Вологжанин построил своих подчиненных в идеальный квадрат — десять на десять. Перекрывая от силы треть переправы, сотня в таком виде могла вести непрерывную стрельбу по фронту, выкашивая постоянным огнем легкую кавалерию. Первая линия давала залп и сразу отходила назад, на заряжание, освобождая фронт изготовившейся к бою второй шеренге. Моментально звучал следующий залп, и второй ряд бойко менял позицию, чистил стволы, опустошал берендейки с порохом и пулями. К тому времени, как заканчивала стрельбу последняя, десятая линия, первые, зарядив пищали, готовились снова открыть огонь.

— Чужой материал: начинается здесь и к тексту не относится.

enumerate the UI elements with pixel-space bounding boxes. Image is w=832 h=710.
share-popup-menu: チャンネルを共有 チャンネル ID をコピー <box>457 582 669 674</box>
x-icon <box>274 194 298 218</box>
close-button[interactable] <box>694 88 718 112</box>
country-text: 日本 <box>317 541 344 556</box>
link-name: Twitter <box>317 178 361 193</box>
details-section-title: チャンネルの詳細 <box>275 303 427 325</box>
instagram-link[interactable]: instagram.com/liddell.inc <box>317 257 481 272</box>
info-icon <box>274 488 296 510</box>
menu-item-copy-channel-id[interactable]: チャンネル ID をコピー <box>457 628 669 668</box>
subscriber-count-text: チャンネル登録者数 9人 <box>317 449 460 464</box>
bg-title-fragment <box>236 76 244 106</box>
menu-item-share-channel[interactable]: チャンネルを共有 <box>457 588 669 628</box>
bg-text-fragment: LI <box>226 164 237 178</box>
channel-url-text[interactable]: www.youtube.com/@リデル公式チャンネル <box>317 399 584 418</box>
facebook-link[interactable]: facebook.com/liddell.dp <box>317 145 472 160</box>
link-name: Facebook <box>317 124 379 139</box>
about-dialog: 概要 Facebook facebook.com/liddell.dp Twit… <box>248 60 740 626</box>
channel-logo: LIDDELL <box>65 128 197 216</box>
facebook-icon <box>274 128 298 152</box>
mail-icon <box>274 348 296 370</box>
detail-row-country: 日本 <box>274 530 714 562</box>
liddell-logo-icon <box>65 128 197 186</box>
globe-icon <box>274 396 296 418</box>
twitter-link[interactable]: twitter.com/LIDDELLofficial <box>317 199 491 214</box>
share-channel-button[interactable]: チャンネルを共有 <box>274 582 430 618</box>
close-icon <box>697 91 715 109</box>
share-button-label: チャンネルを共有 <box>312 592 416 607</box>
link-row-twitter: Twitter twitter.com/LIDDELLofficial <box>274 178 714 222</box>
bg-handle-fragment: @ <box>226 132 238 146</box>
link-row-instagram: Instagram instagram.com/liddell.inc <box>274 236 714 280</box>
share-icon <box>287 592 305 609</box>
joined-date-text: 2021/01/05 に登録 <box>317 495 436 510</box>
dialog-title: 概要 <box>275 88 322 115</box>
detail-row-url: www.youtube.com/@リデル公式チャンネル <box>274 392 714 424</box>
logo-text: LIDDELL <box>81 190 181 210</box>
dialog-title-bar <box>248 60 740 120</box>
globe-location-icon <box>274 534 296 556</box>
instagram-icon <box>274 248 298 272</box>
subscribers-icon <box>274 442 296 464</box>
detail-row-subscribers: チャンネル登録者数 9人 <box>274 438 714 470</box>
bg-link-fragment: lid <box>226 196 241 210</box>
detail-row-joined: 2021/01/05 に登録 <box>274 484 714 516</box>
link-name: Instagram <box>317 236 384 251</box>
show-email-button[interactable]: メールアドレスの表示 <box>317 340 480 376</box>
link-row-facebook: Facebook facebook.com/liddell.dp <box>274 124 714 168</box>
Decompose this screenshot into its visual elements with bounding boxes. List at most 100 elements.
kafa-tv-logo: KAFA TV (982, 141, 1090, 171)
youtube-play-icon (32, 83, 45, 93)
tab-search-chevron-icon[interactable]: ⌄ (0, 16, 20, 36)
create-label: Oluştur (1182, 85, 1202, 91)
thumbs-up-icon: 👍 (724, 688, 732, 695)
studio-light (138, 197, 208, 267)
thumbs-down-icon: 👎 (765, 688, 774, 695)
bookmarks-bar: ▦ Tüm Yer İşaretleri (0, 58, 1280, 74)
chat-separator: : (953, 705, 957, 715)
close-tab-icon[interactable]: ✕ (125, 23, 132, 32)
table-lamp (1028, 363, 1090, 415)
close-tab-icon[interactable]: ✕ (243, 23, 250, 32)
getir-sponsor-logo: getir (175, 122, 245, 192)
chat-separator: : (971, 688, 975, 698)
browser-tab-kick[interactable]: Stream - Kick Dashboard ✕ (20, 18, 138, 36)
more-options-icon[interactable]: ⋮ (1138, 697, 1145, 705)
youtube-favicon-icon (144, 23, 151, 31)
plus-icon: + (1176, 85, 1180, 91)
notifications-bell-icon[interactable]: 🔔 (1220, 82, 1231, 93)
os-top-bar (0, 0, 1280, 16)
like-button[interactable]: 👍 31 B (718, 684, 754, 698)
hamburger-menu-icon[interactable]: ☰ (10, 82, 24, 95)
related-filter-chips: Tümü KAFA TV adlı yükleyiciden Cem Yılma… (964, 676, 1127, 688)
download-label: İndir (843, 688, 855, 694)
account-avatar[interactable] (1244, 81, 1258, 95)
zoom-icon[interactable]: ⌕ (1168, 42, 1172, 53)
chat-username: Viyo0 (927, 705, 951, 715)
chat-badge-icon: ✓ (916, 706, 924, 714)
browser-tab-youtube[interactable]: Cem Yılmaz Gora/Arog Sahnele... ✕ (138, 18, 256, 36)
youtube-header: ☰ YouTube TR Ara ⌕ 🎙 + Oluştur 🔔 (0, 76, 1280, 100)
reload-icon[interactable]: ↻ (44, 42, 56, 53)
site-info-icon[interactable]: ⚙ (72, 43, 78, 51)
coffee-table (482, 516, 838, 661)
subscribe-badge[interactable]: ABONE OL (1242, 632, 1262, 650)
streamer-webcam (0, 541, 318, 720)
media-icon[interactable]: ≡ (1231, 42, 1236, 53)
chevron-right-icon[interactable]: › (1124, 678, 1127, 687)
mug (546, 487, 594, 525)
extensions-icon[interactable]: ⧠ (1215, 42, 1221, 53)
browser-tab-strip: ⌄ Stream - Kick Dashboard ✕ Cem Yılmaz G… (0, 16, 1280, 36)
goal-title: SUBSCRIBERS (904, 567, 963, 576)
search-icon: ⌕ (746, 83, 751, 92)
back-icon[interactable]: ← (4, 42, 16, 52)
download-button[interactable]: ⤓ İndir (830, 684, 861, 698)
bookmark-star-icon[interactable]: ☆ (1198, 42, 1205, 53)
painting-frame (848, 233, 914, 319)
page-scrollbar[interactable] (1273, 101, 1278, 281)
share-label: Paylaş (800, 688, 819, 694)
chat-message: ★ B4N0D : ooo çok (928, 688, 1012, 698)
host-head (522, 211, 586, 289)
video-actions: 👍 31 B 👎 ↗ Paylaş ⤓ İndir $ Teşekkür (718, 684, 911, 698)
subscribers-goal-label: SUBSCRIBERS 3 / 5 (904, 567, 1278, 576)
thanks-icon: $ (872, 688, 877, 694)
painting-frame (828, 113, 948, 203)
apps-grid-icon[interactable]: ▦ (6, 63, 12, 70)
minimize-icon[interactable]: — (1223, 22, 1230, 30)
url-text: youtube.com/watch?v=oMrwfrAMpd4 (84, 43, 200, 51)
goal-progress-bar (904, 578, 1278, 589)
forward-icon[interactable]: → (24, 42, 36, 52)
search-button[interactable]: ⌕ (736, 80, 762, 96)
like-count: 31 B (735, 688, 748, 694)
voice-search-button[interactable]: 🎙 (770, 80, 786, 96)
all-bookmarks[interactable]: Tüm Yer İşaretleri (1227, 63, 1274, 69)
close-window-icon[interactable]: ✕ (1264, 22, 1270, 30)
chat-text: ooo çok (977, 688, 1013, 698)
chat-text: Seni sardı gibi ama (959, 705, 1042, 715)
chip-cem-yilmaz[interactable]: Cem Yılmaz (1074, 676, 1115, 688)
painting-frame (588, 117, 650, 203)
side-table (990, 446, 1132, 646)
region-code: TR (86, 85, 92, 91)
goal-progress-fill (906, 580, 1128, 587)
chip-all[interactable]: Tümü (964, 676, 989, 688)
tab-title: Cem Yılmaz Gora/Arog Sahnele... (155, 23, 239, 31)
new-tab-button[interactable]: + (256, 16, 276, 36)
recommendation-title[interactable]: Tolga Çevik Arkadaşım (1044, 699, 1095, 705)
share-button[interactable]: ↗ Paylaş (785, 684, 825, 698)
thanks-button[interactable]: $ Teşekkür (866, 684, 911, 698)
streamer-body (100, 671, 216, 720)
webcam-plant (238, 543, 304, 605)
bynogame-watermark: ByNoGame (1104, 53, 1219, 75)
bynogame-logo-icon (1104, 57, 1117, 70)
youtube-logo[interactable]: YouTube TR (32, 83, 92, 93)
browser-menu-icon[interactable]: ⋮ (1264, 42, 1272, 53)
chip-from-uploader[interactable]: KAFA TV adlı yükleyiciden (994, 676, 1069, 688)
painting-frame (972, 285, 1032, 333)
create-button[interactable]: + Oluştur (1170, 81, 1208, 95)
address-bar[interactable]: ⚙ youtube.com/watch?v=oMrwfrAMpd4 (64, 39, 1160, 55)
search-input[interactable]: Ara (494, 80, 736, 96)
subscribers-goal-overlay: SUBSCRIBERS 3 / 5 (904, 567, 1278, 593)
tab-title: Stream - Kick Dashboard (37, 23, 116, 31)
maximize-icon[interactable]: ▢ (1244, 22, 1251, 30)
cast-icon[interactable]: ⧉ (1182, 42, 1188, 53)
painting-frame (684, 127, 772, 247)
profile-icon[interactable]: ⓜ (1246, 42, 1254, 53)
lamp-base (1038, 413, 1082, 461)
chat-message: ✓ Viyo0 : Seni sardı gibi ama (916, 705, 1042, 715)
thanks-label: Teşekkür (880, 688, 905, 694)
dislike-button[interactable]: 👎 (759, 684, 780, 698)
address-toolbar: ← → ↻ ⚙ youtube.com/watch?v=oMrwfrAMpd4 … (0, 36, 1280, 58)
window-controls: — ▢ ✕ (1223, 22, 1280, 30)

— Не стойте в дыму, остолопы! Не видно ж ни зги! — распалялся Вологжанин, досадуя на не сообразительных подчиненных. Десятники! Глаза пропили? Командуйте — десять шагов влево против ветра! Пали!

Пятикилограммовые пищали на подставках дергались, как живые. 20-граммовые мушкетные пули пробивали стальные кирасы на расстоянии 300 шагов и могли наносить раны на расстоянии до 600. И опять же — река! Неширокая, неглубокая, она всё равно заставляла всадников замедлять ход. Задние налетали на передних, фланговые сокращали фронт, стремясь попасть на отмель, и этого было достаточно, чтобы создать на переправе кучу-малу, где каждый выстрел находил свою цель. Даже великому храбрецу идти в лоб на плюющийся огнем и обжигающий свинцом пехотный строй панически страшно. Лисовчики старались выйти из под обстрела, меняли направление атаки, но ширины брода — всего сто шагов — не хватало для обхода кусачей стрелецкой сотни. Когда переправа превратилась в завал из трупов лошадей и всадников, это, наконец, понял и Лисовский, повелев сыграть отбой. Он тронул поводья, и багряный штандарт медленно поплыл под сень вековых деревьев Терентьевской рощи. Столкновение завершилось так же неожиданно, как и началось.